Le sue armi sono fisiche: il grido, attraverso il quale impone il proprio dolore anche a coloro che non hanno voglia di ascoltarla; questi desiderano che il Signore compia il miracolo non in quanto mossi da pietà, ma perché stanchi di sentirla urlare. Accanto alla voce, è significativa anche la posizione del corpo: essa, come ci dirà ancora il testo, rivela il suo coraggio – «si avvicinò» – e la sua umiltà – «si prostrò». Al di là della forza con cui la corporeità di questa donna riesce a imporsi agli altri, c'è la sua impressionante solidità psicologica. Se nell'intensità del suo slancio la cananea riflette i tratti della femminilità calda e compassionevole, nel suo modo di reagire essa sembra non conoscerne i limiti e le debolezze. […] È determinata a farsi ascoltare, a trovare il suo posto tra i salvati di Dio. La disperazione del suo dolore diventa allora la via d'uscita dalla sua condizione di donna, straniera e pagana. Il suo grido di supplica dice che il dolore è dolore, che sia ebreo o pagano. Si avvicinò, forse perché prima gridava da lontano, e si prostrò dinanzi a lui. Come i magi, pagani come lei, ella si accosta adorante a Colui che riconosce come la sorgente di quella salvezza che tanto desidera. Delle molte parole con cui prima si era rivolta a Gesù ora non le resta in bocca che una supplica semplice. Quando il dolore è così intenso le parole non servono più, la supplica si fa essenziale: «Signore, aiutami!». […] Scorgiamo in lei la capacità di intercettare e farsi voce del gemito della figlia, della sua implorazione segreta, del suo voler accedere a una vita nuova, una vita vera. Ritroviamo in lei ciò che il cardinale Martini definisce come vocazione tipicamente femminile, che consiste nel cogliere e individuare i gemiti dell'universo intero e offrirli, sintonizzarli, sulla stessa lunghezza d'onda dei gemiti dello Spirito Santo.

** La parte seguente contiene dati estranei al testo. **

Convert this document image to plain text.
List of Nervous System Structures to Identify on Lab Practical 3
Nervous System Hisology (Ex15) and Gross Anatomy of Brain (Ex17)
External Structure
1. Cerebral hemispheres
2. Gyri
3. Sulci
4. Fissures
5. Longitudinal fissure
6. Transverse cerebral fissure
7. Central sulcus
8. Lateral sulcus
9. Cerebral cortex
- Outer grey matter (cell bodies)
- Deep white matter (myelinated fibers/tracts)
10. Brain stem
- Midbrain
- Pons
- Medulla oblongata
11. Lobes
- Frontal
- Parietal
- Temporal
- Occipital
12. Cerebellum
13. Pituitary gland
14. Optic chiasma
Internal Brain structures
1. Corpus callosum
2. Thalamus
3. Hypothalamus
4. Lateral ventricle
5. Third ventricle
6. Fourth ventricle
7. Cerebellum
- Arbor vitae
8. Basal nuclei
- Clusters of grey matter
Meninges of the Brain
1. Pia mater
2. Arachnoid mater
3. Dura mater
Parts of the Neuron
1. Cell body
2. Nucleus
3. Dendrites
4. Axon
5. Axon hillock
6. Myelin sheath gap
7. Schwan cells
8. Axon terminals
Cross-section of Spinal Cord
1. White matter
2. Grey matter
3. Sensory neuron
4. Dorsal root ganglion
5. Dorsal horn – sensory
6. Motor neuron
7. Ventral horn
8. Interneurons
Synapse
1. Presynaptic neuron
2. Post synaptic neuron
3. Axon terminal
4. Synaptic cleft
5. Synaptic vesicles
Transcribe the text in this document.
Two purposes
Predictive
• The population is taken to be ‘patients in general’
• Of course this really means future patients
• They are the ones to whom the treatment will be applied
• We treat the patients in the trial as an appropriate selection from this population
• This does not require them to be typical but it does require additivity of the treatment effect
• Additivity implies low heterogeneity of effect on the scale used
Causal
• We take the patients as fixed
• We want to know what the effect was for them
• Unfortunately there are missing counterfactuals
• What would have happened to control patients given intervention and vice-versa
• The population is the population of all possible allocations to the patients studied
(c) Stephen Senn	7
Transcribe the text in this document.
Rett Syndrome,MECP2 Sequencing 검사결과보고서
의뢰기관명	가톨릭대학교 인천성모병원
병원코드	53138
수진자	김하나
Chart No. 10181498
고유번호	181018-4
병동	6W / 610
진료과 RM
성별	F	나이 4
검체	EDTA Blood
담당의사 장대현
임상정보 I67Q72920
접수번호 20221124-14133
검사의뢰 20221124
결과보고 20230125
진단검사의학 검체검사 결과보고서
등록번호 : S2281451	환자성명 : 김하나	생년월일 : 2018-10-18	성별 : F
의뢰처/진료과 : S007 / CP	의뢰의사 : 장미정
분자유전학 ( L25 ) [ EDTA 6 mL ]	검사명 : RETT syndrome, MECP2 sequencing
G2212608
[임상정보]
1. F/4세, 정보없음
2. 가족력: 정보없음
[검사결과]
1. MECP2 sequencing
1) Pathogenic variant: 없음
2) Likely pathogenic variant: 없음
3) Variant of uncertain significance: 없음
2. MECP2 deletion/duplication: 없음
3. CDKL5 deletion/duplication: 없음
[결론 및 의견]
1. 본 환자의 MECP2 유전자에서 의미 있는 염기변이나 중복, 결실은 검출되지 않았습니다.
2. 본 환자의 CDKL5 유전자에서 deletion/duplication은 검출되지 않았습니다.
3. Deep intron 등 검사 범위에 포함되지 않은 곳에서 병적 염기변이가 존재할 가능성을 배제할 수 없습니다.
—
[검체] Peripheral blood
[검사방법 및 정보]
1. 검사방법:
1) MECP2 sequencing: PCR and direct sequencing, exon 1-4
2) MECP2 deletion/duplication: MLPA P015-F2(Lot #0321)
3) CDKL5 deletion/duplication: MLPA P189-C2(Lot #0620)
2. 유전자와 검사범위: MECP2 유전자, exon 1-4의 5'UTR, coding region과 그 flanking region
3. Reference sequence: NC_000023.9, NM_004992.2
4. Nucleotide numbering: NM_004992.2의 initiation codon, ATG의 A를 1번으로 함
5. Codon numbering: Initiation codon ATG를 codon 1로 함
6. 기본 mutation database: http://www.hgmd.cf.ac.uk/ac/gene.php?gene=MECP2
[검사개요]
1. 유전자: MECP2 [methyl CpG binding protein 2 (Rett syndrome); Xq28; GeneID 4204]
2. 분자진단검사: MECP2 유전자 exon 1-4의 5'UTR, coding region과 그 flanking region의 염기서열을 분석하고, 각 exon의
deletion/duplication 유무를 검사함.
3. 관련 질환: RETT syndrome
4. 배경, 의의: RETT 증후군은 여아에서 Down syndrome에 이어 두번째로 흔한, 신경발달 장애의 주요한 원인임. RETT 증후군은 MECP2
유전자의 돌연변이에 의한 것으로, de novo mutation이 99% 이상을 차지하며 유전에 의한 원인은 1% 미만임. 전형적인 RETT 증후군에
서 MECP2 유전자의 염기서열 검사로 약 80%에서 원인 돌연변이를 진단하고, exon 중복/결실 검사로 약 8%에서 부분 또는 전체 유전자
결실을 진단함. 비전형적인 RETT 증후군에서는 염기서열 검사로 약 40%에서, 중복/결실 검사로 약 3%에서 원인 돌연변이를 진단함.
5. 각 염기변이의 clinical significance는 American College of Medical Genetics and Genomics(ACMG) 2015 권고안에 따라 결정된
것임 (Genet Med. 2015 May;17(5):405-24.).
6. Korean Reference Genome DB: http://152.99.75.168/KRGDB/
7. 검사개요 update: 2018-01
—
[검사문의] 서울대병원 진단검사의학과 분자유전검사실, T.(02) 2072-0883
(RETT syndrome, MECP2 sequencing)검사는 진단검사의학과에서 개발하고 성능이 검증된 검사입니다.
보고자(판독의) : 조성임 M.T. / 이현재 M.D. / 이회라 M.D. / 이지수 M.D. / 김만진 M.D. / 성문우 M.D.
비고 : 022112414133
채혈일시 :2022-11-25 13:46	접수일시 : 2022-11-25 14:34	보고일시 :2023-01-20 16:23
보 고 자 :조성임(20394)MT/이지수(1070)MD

La psiche femminile è dotata di una particolare predisposizione per cogliere i segni della sofferenza umana e cercare di trovare risposte concrete. Esse non si esprimono solo attraverso l'impegno fattivo, i gesti di solidarietà, ma anche come capacità di immedesimazione nel dolore altrui. In quell'intrecciarsi di «me» e «mia», che caratterizza l'invocazione, nell'urlo della cananea troviamo l'espressione tangibile di questa comunione in cui non è più possibile individuare a chi appartenga davvero la sofferenza. La partecipazione, la condivisione non si limita però al semplice sentire e là dove non può diventare gesto concreto, soluzione, liberazione immediata dal dolore, si fa invocazione, preghiera.
[…] Il monaco copto Matta el Meskin scrive: «In Cristo, Dio si è abbassato scendendo negli abissi più profondi dell'anima umana e, con amore e santità, ha illuminato tutte le tenebre della sua natura, dissipando le sue pene, rompendo i suoi ceppi e le sue illusioni, donandogli tutto ciò che appartiene a una vita migliore, grazia su grazia». Da questo momento, tutti i valori che l'uomo proclama, ogni suo grido in cui si rivela una tensione verso il bene, esprimono - spesso in modo inconsapevole - il suo desiderio di incontrare Dio. L'intercessione, allora, non rappresenta più unicamente il segno della nostra appartenenza alla grande famiglia umana; essa diventa anche il segno del «cammino di rinnovamento e di costruzione del grande corpo dell'umanità», quel corpo descritto dall'apostolo Paolo, quando parla di «ricondurre al Cristo, unico capo, tutte le cose, quelle nei cieli e quelle sulla terra» (Ef 1,10): il «corpo divino, santo, dilatato, sconfinato, che abbraccia tutta l'umanità attraverso l'adozione».
La cananea – madre coraggio – manifesta allora con il suo grido l'anticipazione di quella figliolanza, che permette di rivolgersi con umile fiducia al Cristo, «padre della nuova umanità» nella certezza che il grido rivolto per il bene dell'altro – a cui si è legati ancor più che da un vincolo umano da un rapporto di fraternità universale – sarà certamente esaudito.